Il refuse de s’asseoir, déplace le jeu sur son terrain.
— Venez dans mon bureau, ordonne-t-il.
Elle le suit, il s’installe dans son magnifique fauteuil, la laisse debout.
— Je vous écoute.
Cloé prend une profonde inspiration, soutient son regard.
— Je ne peux pas vous dire pourquoi j’étais absente.
Le visage de Pardieu devient plus sévère encore. Il est étonné qu’elle n’ait pas échafaudé une de ses extravagantes excuses.
— Pourtant, je vous conseille de m’expliquer. Et de vous montrer convaincante. Parce que je ne peux tolérer ce genre de comportement. Si tout le monde s’amuse à déserter quand bon lui semble… où va-t-on ?
— Très bien… Je ne suis pas venue parce qu’on a tenté de me tuer.
Il s’attendait à peu près à tout. Venant de Cloé, il s’était préparé aux plus abracadabrantes fantaisies. Là, il doit pourtant avouer qu’elle vient de frapper un grand coup. Au point qu’il reste muet, suspendu à ses lèvres.
Mais Cloé ne poursuit pas, le laissant avec cet encombrant paquet sur les bras.
— Qui a essayé de vous tuer ? demande-t-il enfin.
— Moi.
On dirait que Pardieu rapetisse dans son immense fauteuil. Chaque coup de gourdin l’y enfonce un peu plus.
— Mais enfin, Cloé… pourquoi ?
— Ça ne vous regarde pas. Ça ne regarde personne, d’ailleurs.

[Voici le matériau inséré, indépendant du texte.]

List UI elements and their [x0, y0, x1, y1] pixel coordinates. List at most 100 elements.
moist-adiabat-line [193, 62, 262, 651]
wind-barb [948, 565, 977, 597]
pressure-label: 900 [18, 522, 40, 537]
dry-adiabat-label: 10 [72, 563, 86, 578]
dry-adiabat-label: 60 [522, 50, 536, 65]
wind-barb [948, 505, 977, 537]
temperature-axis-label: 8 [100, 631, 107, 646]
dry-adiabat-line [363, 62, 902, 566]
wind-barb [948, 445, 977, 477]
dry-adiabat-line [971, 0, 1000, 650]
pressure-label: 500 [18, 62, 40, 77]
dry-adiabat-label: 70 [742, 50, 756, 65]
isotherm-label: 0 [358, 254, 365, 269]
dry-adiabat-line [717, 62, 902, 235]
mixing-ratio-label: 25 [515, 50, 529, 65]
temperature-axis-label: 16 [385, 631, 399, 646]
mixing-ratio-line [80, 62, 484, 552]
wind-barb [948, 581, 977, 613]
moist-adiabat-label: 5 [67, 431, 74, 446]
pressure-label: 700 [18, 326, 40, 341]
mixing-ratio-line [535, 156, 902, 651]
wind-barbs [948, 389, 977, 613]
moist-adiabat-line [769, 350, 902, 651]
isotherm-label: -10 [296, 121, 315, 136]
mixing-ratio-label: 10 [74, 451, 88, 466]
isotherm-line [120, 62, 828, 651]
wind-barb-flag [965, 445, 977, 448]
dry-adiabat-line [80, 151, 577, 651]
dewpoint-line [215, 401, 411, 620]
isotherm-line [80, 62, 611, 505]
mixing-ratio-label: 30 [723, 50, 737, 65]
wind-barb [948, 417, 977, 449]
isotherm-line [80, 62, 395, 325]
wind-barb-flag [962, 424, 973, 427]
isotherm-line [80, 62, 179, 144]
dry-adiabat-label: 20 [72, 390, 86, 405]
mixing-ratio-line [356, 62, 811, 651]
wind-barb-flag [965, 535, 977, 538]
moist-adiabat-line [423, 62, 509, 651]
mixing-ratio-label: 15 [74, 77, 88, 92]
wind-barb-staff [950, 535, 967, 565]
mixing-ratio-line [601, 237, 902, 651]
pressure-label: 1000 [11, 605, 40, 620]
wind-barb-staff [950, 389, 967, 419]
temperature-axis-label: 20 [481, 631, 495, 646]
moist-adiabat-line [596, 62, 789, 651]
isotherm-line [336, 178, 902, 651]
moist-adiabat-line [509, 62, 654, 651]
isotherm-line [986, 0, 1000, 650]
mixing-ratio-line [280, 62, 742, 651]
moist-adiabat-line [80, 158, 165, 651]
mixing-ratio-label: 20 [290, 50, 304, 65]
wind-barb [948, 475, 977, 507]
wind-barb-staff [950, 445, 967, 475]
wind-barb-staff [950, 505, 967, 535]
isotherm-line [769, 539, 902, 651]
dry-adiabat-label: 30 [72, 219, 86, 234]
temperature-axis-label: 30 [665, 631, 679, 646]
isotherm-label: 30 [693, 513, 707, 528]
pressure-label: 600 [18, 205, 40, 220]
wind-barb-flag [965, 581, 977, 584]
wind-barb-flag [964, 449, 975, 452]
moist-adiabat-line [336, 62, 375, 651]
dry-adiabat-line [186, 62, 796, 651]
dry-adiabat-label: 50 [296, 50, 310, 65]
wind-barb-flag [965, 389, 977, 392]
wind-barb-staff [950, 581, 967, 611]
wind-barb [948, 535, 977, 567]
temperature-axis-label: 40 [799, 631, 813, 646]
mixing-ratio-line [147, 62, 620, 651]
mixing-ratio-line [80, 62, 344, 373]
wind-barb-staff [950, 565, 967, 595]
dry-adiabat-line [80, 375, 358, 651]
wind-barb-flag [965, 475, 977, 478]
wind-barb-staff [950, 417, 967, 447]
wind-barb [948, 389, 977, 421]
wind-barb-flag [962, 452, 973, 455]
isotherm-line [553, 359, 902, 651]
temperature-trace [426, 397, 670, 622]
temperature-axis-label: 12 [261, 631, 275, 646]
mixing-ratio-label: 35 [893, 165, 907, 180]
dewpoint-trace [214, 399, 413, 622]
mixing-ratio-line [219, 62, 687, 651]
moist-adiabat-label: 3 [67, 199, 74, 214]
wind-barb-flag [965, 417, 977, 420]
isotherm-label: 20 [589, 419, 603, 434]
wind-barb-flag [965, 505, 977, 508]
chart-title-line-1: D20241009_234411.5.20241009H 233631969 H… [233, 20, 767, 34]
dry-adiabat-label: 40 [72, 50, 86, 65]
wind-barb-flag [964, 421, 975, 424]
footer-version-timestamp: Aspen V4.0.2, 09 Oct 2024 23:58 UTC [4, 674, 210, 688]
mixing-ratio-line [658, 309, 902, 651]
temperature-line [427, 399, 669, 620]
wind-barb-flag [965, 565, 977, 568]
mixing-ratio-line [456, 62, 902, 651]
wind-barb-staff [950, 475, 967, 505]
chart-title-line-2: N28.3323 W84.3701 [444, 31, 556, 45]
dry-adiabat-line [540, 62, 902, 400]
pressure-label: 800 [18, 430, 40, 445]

Pardieu détourne un instant son regard. Mal à l’aise, c’est évident.
— Cloé, vous êtes jeune, talentueuse et intelligente. Vous n’allez tout de même pas faire une telle connerie ?
— C’est réglé désormais. Je ne recommencerai pas. Et je vous demande de garder cette conversation pour vous.
Elle le fixe avec un regard incroyablement dur. Il est visiblement impressionné.
— Bien sûr, mais… Je vous avoue que je suis inquiet. Vous êtes sûre de ne pas vouloir parler ?
— Certaine.
Voix inflexible, visage de marbre.
— Ne vous inquiétez pas pour moi, ajoute-t-elle. La page est tournée. Et je suis revenue d’entre les morts plus forte qu’avant, soyez-en sûr.
— C’est l’impression que vous donnez, confesse Pardieu un peu timidement.
— Ce n’est pas qu’une impression… J’ai du travail. Alors, si vous m’y autorisez, j’aimerais retourner dans mon bureau.
— Allez-y, murmure le Vieux.
Elle tourne les talons, le laissant pantois au milieu de son vaste bureau. Elle s’enferme dans sa tanière, relève les stores.